Ethics investigation and Boy Scouts controversy
In August 2001, Oregon’s ethics commission began a formal investigation of the accusations against Bunn for using his office for personal gain. Bunn denied any wrongdoing and expected to be cleared by the commission where he was once chairman. The investigation focused on his use of a state issued cell phone, a state owned automobile, travel expenses, long-distance telephone calls, and even use of frequent flyer miles earned while traveling for state business. They also examined whether he used his office to continue his legal practice. His department was also undergoing a state audit at the time over concerns of lack of oversight on state issued contracts.
Meanwhile, an Oregon circuit court judge ruled against Bunn’s decision to allow Boy Scouts to recruit at public school. Judge Ellen Rosenblum determined Bunn had abused his discretion in not finding evidence that the group discriminated against those who did not believe in God. Thus, state antidiscrimination laws prohibited the group from recruiting at schools, and Bunn was ordered to alter the policy that allowed the Boy Scouts to recruit in schools.
Regarding the ethics complaint, the state commission determined Bunn made 1,433 violations of the ethics laws and faced up to a $1,000 fine for each violation as well as a fine for as much as double the value of the improper benefits.

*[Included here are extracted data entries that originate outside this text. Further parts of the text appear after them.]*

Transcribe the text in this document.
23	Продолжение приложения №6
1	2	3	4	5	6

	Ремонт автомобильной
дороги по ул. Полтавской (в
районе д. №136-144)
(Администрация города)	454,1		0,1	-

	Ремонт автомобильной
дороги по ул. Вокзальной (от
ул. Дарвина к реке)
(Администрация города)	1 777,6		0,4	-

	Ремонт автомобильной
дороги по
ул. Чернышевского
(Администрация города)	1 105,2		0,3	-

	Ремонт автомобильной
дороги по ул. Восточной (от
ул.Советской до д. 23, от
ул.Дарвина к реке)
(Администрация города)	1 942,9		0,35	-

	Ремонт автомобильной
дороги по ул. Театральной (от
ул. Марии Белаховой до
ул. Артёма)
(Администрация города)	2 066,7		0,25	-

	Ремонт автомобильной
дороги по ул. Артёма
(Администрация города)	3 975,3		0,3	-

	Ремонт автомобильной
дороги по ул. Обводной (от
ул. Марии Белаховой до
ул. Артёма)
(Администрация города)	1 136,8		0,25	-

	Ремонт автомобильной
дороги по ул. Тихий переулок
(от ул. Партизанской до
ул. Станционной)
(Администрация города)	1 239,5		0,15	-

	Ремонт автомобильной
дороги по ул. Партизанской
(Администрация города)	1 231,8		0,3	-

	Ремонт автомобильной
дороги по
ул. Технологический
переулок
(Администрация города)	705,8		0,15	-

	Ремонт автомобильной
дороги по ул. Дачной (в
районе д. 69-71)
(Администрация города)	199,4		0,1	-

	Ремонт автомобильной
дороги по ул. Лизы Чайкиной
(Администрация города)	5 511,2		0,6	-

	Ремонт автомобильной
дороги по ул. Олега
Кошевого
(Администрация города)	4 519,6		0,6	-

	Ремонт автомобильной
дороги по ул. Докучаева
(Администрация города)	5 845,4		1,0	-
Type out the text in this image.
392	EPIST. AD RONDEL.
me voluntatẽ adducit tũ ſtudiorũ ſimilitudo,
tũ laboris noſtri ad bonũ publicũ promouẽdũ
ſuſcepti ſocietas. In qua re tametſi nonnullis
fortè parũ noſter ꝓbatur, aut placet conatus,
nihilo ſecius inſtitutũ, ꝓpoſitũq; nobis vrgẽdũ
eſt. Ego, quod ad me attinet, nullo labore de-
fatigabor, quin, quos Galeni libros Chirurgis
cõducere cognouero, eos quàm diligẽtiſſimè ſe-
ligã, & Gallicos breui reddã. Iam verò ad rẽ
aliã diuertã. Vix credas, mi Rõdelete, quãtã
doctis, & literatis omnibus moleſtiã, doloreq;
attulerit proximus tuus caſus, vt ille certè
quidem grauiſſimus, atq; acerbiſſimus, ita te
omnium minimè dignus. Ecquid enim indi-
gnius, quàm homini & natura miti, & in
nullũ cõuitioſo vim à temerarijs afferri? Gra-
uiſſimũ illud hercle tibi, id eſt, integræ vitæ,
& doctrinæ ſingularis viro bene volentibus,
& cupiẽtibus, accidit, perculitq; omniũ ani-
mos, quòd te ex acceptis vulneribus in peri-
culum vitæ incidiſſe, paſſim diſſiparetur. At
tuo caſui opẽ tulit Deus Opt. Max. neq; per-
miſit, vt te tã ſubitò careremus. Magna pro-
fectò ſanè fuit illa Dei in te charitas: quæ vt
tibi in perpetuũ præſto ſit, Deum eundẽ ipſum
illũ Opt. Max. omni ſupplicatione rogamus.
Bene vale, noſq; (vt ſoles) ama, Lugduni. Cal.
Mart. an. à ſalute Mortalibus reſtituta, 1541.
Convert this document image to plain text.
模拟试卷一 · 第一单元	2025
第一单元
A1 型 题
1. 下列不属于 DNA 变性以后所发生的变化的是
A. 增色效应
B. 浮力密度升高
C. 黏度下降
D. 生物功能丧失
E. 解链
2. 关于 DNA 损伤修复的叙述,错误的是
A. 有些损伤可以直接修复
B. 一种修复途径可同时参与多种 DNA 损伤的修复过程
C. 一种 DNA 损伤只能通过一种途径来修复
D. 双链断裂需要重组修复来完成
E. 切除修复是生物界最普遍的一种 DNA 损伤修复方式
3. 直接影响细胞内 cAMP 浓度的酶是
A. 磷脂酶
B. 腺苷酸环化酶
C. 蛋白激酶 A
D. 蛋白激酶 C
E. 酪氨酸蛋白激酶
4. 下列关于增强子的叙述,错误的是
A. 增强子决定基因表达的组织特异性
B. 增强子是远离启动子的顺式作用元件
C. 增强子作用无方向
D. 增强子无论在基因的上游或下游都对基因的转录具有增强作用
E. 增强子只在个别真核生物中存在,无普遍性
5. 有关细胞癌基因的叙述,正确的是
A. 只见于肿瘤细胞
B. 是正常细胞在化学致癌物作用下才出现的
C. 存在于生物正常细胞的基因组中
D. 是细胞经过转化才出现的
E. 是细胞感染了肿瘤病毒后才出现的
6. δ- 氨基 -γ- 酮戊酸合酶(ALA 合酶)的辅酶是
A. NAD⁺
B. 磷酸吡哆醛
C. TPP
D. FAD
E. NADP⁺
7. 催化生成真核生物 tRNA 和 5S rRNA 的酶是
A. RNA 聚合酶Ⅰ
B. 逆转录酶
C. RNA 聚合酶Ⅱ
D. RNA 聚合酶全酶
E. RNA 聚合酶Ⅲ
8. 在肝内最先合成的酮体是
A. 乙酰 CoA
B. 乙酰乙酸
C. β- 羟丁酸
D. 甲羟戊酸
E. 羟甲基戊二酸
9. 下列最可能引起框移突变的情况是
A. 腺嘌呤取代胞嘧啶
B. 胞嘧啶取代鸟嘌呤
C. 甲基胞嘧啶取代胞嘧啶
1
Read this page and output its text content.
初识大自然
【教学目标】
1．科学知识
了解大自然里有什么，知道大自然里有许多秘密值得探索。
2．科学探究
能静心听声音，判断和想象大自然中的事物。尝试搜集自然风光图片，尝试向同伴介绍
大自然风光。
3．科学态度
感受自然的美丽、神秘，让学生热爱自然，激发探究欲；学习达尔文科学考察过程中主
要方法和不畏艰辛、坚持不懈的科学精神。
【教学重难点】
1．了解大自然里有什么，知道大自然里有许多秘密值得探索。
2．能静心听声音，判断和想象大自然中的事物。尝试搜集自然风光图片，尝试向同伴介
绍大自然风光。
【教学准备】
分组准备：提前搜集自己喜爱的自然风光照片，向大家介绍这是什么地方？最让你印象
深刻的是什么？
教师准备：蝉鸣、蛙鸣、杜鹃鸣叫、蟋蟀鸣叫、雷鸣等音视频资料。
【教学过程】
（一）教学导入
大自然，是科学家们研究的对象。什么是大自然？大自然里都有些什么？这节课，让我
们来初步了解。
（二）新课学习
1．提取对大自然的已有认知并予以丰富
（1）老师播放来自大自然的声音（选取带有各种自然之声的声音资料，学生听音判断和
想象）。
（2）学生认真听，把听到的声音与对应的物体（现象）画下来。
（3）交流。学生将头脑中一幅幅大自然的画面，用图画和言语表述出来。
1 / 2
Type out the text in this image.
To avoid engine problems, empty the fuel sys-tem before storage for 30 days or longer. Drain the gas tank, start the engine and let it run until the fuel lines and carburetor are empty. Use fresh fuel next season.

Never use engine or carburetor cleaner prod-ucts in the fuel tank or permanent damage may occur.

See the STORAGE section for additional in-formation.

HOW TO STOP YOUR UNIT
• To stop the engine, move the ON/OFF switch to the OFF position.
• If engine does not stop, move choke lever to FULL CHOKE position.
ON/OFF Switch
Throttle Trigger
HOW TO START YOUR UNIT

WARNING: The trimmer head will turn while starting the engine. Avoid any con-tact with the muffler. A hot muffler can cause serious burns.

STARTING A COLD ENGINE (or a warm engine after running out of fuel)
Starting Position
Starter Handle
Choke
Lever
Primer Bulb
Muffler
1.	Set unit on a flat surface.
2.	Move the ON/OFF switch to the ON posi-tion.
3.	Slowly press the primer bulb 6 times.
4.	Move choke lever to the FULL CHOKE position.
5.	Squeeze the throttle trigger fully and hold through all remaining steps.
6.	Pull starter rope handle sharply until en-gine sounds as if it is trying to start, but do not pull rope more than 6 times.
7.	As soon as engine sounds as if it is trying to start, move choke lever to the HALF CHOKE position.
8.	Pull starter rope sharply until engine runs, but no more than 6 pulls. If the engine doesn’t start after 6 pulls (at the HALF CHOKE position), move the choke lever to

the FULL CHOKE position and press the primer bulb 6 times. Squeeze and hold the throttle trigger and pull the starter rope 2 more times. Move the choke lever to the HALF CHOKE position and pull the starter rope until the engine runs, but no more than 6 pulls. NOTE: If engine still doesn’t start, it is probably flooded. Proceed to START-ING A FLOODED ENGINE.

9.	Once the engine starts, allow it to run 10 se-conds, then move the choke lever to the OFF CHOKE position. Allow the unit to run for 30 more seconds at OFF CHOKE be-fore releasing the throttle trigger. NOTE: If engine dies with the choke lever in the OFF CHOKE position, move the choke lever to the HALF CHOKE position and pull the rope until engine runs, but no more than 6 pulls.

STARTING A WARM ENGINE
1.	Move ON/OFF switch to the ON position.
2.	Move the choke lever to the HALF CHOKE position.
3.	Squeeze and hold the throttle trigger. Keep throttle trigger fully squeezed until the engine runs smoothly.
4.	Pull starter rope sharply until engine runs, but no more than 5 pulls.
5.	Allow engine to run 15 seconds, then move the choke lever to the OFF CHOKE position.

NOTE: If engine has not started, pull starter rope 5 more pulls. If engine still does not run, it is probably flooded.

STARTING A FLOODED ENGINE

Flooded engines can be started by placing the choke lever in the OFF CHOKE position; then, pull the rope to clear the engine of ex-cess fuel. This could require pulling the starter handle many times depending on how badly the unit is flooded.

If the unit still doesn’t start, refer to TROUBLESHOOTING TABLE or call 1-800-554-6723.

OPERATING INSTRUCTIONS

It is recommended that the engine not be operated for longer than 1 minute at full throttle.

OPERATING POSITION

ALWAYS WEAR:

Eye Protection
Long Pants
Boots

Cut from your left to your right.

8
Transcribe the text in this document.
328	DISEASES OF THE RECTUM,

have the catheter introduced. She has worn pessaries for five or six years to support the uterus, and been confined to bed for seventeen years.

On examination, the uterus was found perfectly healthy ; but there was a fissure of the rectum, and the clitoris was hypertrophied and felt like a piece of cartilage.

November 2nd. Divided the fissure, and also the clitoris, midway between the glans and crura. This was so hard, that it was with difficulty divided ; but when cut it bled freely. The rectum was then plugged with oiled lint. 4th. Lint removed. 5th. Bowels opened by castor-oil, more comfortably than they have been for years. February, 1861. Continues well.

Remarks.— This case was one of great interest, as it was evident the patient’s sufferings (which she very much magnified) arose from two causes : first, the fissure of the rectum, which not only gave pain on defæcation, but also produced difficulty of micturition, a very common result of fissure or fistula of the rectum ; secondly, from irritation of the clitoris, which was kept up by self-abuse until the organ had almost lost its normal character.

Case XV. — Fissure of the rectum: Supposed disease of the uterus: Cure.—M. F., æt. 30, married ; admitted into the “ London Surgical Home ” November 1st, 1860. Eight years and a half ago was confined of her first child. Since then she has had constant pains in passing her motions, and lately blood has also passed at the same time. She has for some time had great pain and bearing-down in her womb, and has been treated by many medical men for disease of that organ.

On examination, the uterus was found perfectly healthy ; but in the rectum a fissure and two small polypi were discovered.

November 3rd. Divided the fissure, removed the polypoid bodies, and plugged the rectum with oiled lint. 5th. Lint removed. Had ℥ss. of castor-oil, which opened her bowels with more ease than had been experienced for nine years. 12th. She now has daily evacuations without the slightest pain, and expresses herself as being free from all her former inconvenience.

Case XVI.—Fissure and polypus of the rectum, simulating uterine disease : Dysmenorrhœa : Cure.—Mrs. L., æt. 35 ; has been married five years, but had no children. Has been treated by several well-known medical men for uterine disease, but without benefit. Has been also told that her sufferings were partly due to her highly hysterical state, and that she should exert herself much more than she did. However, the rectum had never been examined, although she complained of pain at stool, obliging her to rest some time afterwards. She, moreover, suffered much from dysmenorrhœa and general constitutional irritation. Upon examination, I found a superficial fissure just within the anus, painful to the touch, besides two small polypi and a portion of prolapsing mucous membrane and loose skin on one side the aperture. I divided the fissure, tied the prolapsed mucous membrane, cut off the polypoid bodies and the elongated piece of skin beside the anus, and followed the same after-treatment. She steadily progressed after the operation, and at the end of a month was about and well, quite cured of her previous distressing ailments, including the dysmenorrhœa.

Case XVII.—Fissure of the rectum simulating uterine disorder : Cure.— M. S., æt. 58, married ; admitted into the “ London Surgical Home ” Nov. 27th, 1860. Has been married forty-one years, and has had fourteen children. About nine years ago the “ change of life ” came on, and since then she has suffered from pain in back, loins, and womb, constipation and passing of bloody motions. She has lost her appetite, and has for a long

The commission also removed 1,334 of the charges made against Bunn. Bunn had reimbursed the state for many of the personal expenses and returned the state car and state cell phone after the improprieties were discovered by The Oregonian newspaper. Some of the long-distance phone calls at issue were to his ex-wife, who also worked for the Department of Education in the same building as Bunn. There was also a charge he used his office to get a free trip to Los Angeles for his daughter. He drew further scrutiny when he mailed his defense of the allegations to state legislators using state funds and letterhead, which led to another ethics complaint.
Bunn did not accept the findings of the commission, so the commission sued to enforce the findings in court. While the legal action was in progress, the ethics commission decided to pursue the allegations against Bunn concerning the free trip for his daughter, but declined to investigate the mailing incident. Ultimately, Bunn and the ethics commission reached a settlement on all the allegations with Bunn paying $25,000 to the commission. Federal judge Robert E. Jones mediated the settlement where Bunn did not admit to any violations, and the $25,000 could not be characterized as a penalty.
In March 2002, he filed to run for re-election to his office while the ethics case against him was still pending. Bunn was optimistic the investigation would exonerate him and that voters would focus on his record instead of the ethics issues. He ran against State Senator Susan Castillo and Rob Kremer in the May primary, and finished a distant third to Castillo with 114,203 votes to her 406,247. Castillo won enough votes to avoid a runoff in the November general election and took over for Bunn on January 5, 2003.
Bunn married Mary and they had two children: his son Michael and daughter Kristine. The couple divorced in 1991, and Stan did not remarry, but maintained joint-custody of the children. As of 2002, Bunn lived in Newberg. There he taught law and government at George Fox University for five years.